Yet Another ‘How Did I Not See This Coming?’ Post

Being at the intersection of academia and SFF has been like watching two battlegrounds lately. But the wars have been almost entirely within the ranks, between progressives and liberals, so I thought they were politically irrelevant.

After all, when a liberal says something, is schooled by a progressive, and humbly apologizes, nobody’s vote has changed. Just in case any of us thought it might, it’s been repeatedly pointed out to us that someone who abandons a commitment to social justice just because they were yelled at on the internet is a fragile, sniveling turncoat whose only real commitment was to self-righteousness.

Liberals are safe targets. Their manners and opinions can always be corrected, and they’re not going to turn around and vote for Trump out of resentment.

Even when Sad Puppies and Gamergate and Heterodox Academy came along, I still kept viewing these internal battles as safely left-wing.

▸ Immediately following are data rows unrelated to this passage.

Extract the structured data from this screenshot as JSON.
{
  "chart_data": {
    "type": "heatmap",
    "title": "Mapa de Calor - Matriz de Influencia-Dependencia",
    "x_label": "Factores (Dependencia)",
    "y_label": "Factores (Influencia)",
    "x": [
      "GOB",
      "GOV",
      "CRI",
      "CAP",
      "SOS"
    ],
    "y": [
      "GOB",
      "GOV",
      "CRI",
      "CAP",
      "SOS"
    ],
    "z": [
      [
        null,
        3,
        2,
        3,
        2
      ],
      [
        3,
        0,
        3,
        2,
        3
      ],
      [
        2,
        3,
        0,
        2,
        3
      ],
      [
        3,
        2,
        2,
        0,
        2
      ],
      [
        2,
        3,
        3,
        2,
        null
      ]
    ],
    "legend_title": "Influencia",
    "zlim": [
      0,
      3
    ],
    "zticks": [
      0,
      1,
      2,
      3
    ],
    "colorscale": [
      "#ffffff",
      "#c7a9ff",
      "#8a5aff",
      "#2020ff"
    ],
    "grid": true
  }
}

I didn’t like the prospect of a world of tiptoeing around and watching one’s every word, but I really saw no alternative. Even when I read debates and thought ‘that liberal’s mistake was in sympathizing with these bullies in the first place,’ I never considered becoming conservative.

I was stupid. I apparently thought that nobody less liberal than myself knew how to use the internet. Even when every article that challenged the PC policing garnered pages full of comments thanking the author for saying what the commenters dared not say, I still thought everybody posting was safely liberal and that the only potential republican voters in the picture were the ones over at Mad Genius Club.

How dumb was that? A lifelong liberal like myself can be brought to ‘To hell with this and its little dog, too,’ yet politically undecided observers were supposed to just take no notice?

It’s common to say that you can judge character by watching how someone treats subordinates. I now think you can also judge it by watching how people treat their friends and allies. People on the sidelines can see how much damage is done by friendly fire. They can imaginatively put themselves in the participants’ shoes, and ask ‘Do I want even one iota of this in my life or my children’s lives?’

I imagine myself as a truly undecided voter, standing in that booth on election day where nobody can see or comment on what I’m about to do. I imagine myself asking myself which side I want in my life for the next four years. Weighing economics, concern for various identity groups, the general feel of the future each side conjurs up. What will my life be like if each group prevails? What does it look like in settings where these groups have prevailed? Which of those would I want to live in, to engage with? How do they treat their friends?

I voted for Hillary because I care about a lot of people who have reason to fear the racist end of Trump’s coalition. I want them to be happy and secure. But on a lot of other levels, my vote for her felt like giving up hope. I don’t want to live in a PC future. I don’t want positions that were respectable in January to be ‘bigoted’ by June. I want off the euphemism treadmill, and into a world where we – at least those of us on the same side – treat each other as if we meant well.

Undecided people are watching. I want them to see something they’d like to be part of.